Michael G. Haran, Proprietor

MISSED OPPORTUNITIES

Posted by on Oct 17, 2012

MISSED OPPORTUNITIES

I was happy to see the president hold his own in the second debate although I think he was again unnecessarily polite and I would like to have seen a little more of a political Chicago street fighter in him.

First of all why did the president let Romney rattle off a bunch of four year stats? The recession ended in the summer of 2009. That should be Obama’s floor. All analysis of the economy should start from there including the unemployment rate and why didn’t Obama slam Romney on the deficit.

The reason the deficit is up four trillion dollars is because we are just coming out of a devastating recession that shrank tax revenues and an economy that needed deficit spending to stimulate the economy much of which was stymied by the obstructionist republican congress whose only goal was not to tend to the economy but to get Obama out of office.

Next, with only three week left in the race Obama has to appeal to voter “lowest common denominator.” For example, why wasn’t the fact that consumer debt is the lowest it’s been since the bottom of the recession, consumer confidence is up and inflation is nowhere to be seen brought up?

And why didn’t the President bring up the fact that it is traditionally housing that lead us out of recessions. The reason this recession has been so sever is that the Wall Street derivatives allowed the largest building boom the world has ever seen. Massive over supply cause a massive crash and because almost every financial institution in this country, and many around the world, that were involved crashed too.

Housing is now getting stronger. Builder confidence is up and traffic to new home subdivision is the highest it’s been since the crash. It will be housing that will drop unemployment and start a sustainable recovery. The President should talk up housing and point out its momentum because if Romney wins guess who will take credit for this momentum.

Romney likes to refer to “trickle-down-government” and wants to see a smaller federal government. I kind of like a strong central government that has the power to bailout huge banks and can stabilize a crashing economy.

The President has also got to bring up the fact that the four hundred richest families in this country saw their wealth go up by over four hundred percent in the past ten years while the middle class took it in the shorts by a cool two trillion… as in trillion – in the past four years. What’s happening is that wealth is migrating toward the rich from the middle class. The reason it’s going to take a long time to stabilize the middle-east is because very few middle-eastern countries have a stable middle class. They are either rich or poor which does nothing for economic growth and leads to descent.

It also baffles me why the rich aren’t more proactive in getting the middle class back up and buying things again. Since two thirds of the economy is driven by consumer consumption you would think that it would be in the self-interest of the wealthy, a lot of who’s wealth came from consumer consumption, do more to help make the middle class whole again.

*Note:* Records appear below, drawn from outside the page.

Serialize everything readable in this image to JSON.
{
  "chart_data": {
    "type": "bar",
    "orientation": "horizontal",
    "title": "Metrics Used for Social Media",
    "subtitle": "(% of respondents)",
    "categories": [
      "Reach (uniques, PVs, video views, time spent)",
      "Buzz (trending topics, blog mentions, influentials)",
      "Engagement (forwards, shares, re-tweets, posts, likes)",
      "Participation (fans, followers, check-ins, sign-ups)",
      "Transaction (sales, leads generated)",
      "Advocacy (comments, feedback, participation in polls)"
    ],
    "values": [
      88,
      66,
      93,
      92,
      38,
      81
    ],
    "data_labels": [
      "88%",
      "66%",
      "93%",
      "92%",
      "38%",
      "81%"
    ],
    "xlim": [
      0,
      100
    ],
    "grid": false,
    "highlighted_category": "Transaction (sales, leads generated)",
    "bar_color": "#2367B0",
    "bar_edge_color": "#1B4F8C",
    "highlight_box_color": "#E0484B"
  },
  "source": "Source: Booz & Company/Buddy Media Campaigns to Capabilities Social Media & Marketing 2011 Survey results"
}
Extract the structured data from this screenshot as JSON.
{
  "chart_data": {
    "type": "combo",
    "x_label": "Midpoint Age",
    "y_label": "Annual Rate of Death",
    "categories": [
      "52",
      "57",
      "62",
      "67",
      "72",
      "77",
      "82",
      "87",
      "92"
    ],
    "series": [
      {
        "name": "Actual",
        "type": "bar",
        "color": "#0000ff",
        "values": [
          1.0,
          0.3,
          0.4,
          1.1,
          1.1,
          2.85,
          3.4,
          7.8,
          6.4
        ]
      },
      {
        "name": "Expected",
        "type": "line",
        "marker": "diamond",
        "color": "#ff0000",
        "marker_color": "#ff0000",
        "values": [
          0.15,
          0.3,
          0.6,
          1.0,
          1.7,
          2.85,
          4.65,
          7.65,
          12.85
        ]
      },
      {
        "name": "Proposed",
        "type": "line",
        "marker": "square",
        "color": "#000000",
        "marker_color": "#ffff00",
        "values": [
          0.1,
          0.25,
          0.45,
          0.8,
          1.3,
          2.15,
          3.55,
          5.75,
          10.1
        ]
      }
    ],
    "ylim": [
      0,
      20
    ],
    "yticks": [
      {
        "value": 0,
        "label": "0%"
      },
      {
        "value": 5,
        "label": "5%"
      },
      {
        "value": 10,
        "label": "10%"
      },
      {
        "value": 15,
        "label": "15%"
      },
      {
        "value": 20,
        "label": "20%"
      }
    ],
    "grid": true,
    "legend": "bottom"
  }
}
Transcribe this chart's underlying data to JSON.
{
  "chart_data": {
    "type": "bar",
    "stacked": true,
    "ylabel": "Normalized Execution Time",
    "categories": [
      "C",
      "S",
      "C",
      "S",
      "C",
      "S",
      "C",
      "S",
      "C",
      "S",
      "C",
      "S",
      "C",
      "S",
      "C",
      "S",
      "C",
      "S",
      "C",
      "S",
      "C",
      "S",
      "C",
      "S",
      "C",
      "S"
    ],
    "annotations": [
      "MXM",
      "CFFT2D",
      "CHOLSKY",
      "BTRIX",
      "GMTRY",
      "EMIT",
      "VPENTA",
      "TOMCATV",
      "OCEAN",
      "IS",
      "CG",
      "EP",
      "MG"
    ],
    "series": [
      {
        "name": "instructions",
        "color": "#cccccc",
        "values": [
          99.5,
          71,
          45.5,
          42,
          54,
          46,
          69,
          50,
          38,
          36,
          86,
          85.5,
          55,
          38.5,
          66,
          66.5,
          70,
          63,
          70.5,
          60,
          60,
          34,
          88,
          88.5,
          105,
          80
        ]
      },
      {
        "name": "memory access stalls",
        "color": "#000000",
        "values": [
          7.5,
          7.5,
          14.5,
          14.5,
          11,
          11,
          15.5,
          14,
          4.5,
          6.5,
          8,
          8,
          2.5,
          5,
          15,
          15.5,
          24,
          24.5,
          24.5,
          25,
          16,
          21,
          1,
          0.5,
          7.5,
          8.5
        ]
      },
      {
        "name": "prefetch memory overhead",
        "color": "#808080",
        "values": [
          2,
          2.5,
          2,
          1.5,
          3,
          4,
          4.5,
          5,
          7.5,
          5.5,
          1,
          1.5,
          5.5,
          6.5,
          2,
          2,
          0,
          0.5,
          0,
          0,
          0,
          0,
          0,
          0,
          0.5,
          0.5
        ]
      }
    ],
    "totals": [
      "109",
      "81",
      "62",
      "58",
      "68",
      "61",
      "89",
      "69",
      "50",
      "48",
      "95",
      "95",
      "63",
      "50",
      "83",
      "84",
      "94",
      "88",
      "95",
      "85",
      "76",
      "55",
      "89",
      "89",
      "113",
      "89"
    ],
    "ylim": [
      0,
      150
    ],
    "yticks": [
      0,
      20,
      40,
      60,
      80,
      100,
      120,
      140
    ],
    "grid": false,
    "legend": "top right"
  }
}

A good analogy is the old joke about the rich guy, the middle class guy and the poor guy who enter a room with only a table and on that table is a plate of 12 cookies. The rich guy takes 11 and tells the middle class guy and the poor guy that each is trying to steal the other guy’s cookie.

Time is fleeting so these points have got to get out either in campaign ads, presidential speeches or in the next debate. Speaking of the next debate the President has to really focus on the lowest common denominators – it works at the local level and, because people are people, it will work nationally. And it just might determine the election.